The Research Issue and Objectives
This research will focus on the issue of technology transfer to Irish subsidiaries of medical
device and pharmaceutical companies from their international parent. Every time another
multinational sets up in Ireland it must transfer technology for start-up. As products and
manufacturing processes change more technology must be transferred to implement the
changes. Technology flow back is also possible if the Irish subsidiaries improve the
original methods.
Research Approach
The primary focus of research can either be quantitative or qualitative depending mainly
on how well defined the objectives of the study are. A quantitative study would be used
for causal and predictive studies when the dimensions of the problem are well defined. A
qualitative study would be used for exploratory studies when the dimensions are less well
defined.
There has already been much study of technology transfer between affiliates of
multinational companies. For this reason the methods of conducting technology transfer
and the various approaches taken are well known. The literature review was sufficient to
reveal useful questions to ask. Also it was preferred that questions related to the benefit
of various strategies could be answered with certainty. For these reasons, a primarily
quantitative approach was preferred.
Typical quantitative studies require larger samples than qualitative studies. Questions
are usually pre-set. In quantitative studies questions may be open-ended. In quantitative
studies the researcher is usually not involved. Therefore, a mail survey was chosen for the
research. It is well suited for gathering a lot of data using pre-set questions. The author
chose not to include his own company's experiences in the final study to maintain
uninvolvement.
Research Questions
The objective of this research is to ascertain how successfully multinational pharmaceutical
and medical device companies have managed the process of technology transfer into
Ireland. After reviewing the literature the key issues were determined. The effects of
nationality of parent, size of the subsidiaries, the duration of their establishment in Ireland
and their degree of autonomy, on the smoothness of technology transfer, as measured by
adherence to the schedule and budget is assessed. The benefits or otherwise of
techniques, such as travel by Irish based employees to the head office or other company
sites and travel by other employees to Ireland is assessed. The effect of quality of training
and documentation is measured. The effect of the 'newness' of the technology and the
application of various business improvement initiatives on the success of technology
transfer is assessed. The knowledge gained by those involved in the transfer process that
could help them transfer technology more efficiently in future is also gauged. The extent
of Research and Development by the Irish subsidiaries is measured and compared with
technology transfer capabilities.
Methodology
After reviewing previous published work on the issue of technology transfer, the key
issues that may affect the technology transfer process were identified. It was decided that
the main method of collection of primary sources of data to be used was a postal survey of
managers involved in managing technology transfer to multinational pharmaceutical and
healthcare companies operating in Ireland.

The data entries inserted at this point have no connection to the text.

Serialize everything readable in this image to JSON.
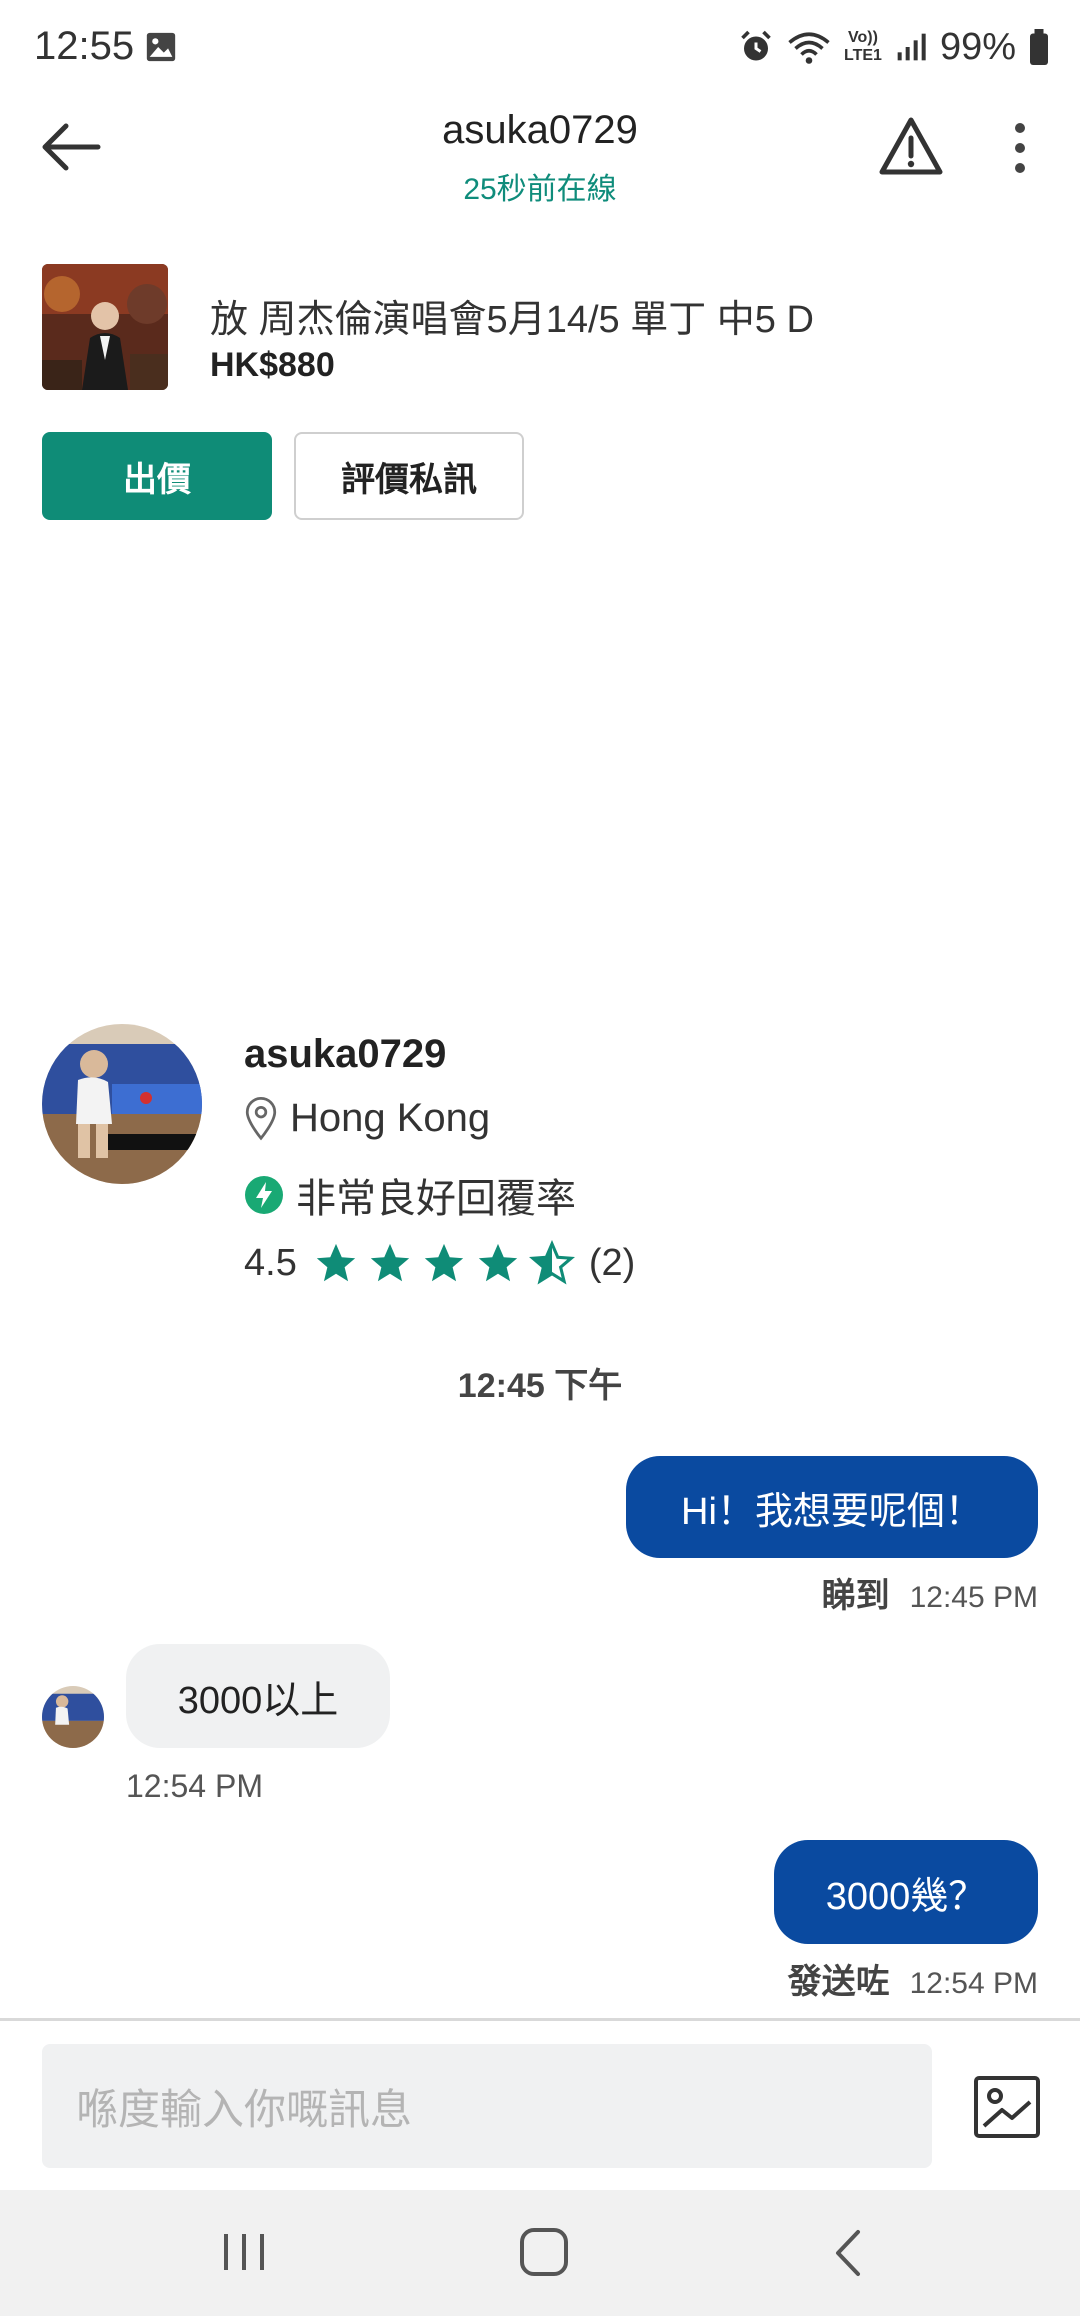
{
  "status_bar": {
    "time": "12:55",
    "battery": "99%",
    "volte": "Vo))",
    "lte": "LTE1"
  },
  "header": {
    "username": "asuka0729",
    "online_status": "25秒前在線"
  },
  "listing": {
    "title": "放 周杰倫演唱會5月14/5 單丁 中5 D",
    "price": "HK$880",
    "offer_button": "出價",
    "review_button": "評價私訊"
  },
  "seller": {
    "name": "asuka0729",
    "location": "Hong Kong",
    "response": "非常良好回覆率",
    "rating": "4.5",
    "rating_value": 4.5,
    "review_count": "(2)"
  },
  "chat": {
    "date_separator": "12:45 下午",
    "messages": [
      {
        "text": "Hi！我想要呢個！",
        "status": "睇到",
        "time": "12:45 PM",
        "direction": "outgoing"
      },
      {
        "text": "3000以上",
        "time": "12:54 PM",
        "direction": "incoming"
      },
      {
        "text": "3000幾？",
        "status": "發送咗",
        "time": "12:54 PM",
        "direction": "outgoing"
      }
    ]
  },
  "composer": {
    "placeholder": "喺度輸入你嘅訊息"
  },
  "colors": {
    "accent_green": "#0f8c77",
    "outgoing_bubble": "#0a4aa0",
    "incoming_bubble": "#f0f1f2"
  }
}
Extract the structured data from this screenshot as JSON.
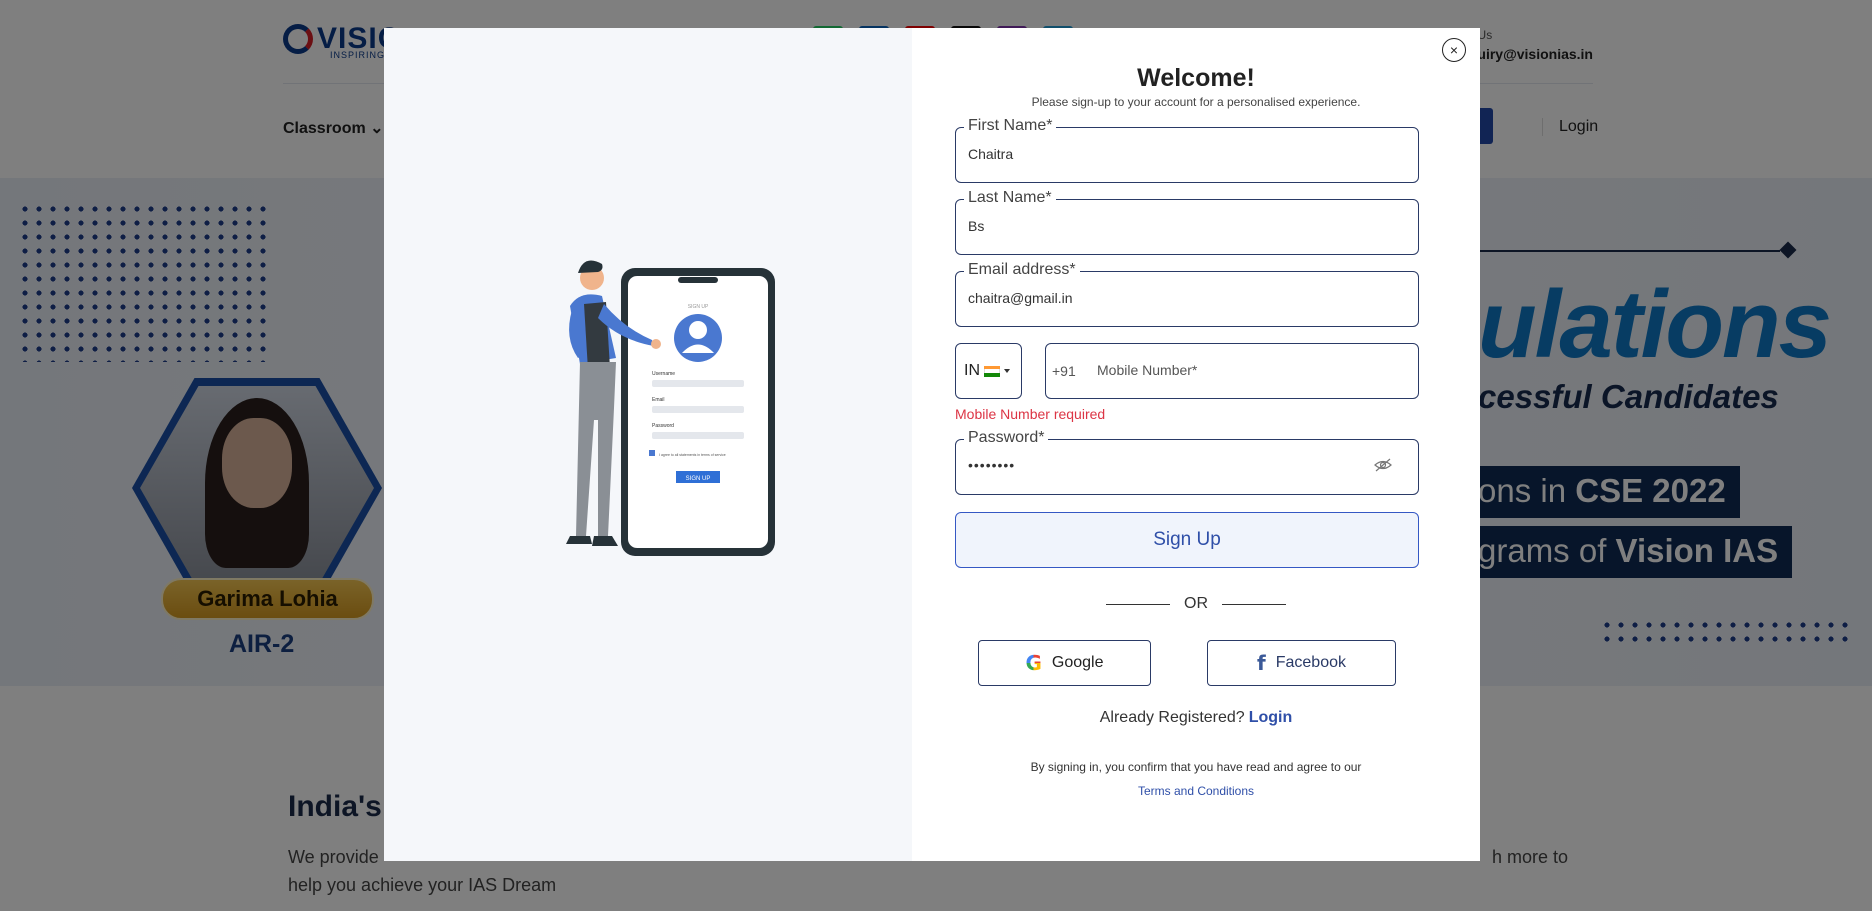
{
  "background": {
    "logo_text": "VISIO",
    "logo_sub": "INSPIRING",
    "mail_label": "il Us",
    "mail_value": "quiry@visionias.in",
    "nav_classroom": "Classroom",
    "nav_login": "Login",
    "hero_big": "ulations",
    "hero_sub": "cessful Candidates",
    "hero_strip_1_pre": "ons in ",
    "hero_strip_1_bold": "CSE 2022",
    "hero_strip_2_pre": "grams of ",
    "hero_strip_2_bold": "Vision IAS",
    "topper_name": "Garima Lohia",
    "topper_rank": "AIR-2",
    "section_title": "India's",
    "section_text_1": "We provide",
    "section_text_1_end": "h more to",
    "section_text_2": "help you achieve your IAS Dream"
  },
  "modal": {
    "close_symbol": "×",
    "title": "Welcome!",
    "subtitle": "Please sign-up to your account for a personalised experience.",
    "first_name": {
      "label": "First Name*",
      "value": "Chaitra"
    },
    "last_name": {
      "label": "Last Name*",
      "value": "Bs"
    },
    "email": {
      "label": "Email address*",
      "value": "chaitra@gmail.in"
    },
    "country": {
      "code": "IN"
    },
    "phone": {
      "dial_code": "+91",
      "placeholder": "Mobile Number*",
      "error": "Mobile Number required"
    },
    "password": {
      "label": "Password*",
      "value": "••••••••"
    },
    "signup_button": "Sign Up",
    "or_text": "OR",
    "google_button": "Google",
    "google_icon": "G",
    "facebook_button": "Facebook",
    "facebook_icon": "f",
    "already_registered": "Already Registered?",
    "login_link": "Login",
    "terms_text": "By signing in, you confirm that you have read and agree to our",
    "terms_link": "Terms and Conditions",
    "illustration": {
      "phone_header": "SIGN UP",
      "username_label": "Username",
      "email_label": "Email",
      "password_label": "Password",
      "agree_text": "I agree to all statements in terms of service",
      "signup_label": "SIGN UP"
    }
  },
  "colors": {
    "accent": "#2f4fa8",
    "error": "#dc3545",
    "border": "#2a3a66",
    "overlay": "rgba(0,0,0,0.5)"
  }
}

A case study of a transfer process with which the author was familiar was considered
as the methodology. It would have answered a number of questions about why this
particular process was not perfect. However, the sources of knowledge would be limited
to those within the company and as such would fail to benefit from the broader
experiences of other.
A questionnaire was written to ask questions highlighted in the review of the
literature and was fine-tuned by testing on personal acquaintances of the author. The
questionnaire was kept as brief as possible and multiple-choice answers were preferred for
most questions. Two open-ended questions were included to seek new ideas. These
questions were a small part of the survey and are used for supplementary analysis. Once
revised the questionnaire was sent to managers of Irish subsidiaries of multinational
pharmaceutical and medical device manufacturers firms who transferred technology into
Ireland. The returned questionnaires were analysed.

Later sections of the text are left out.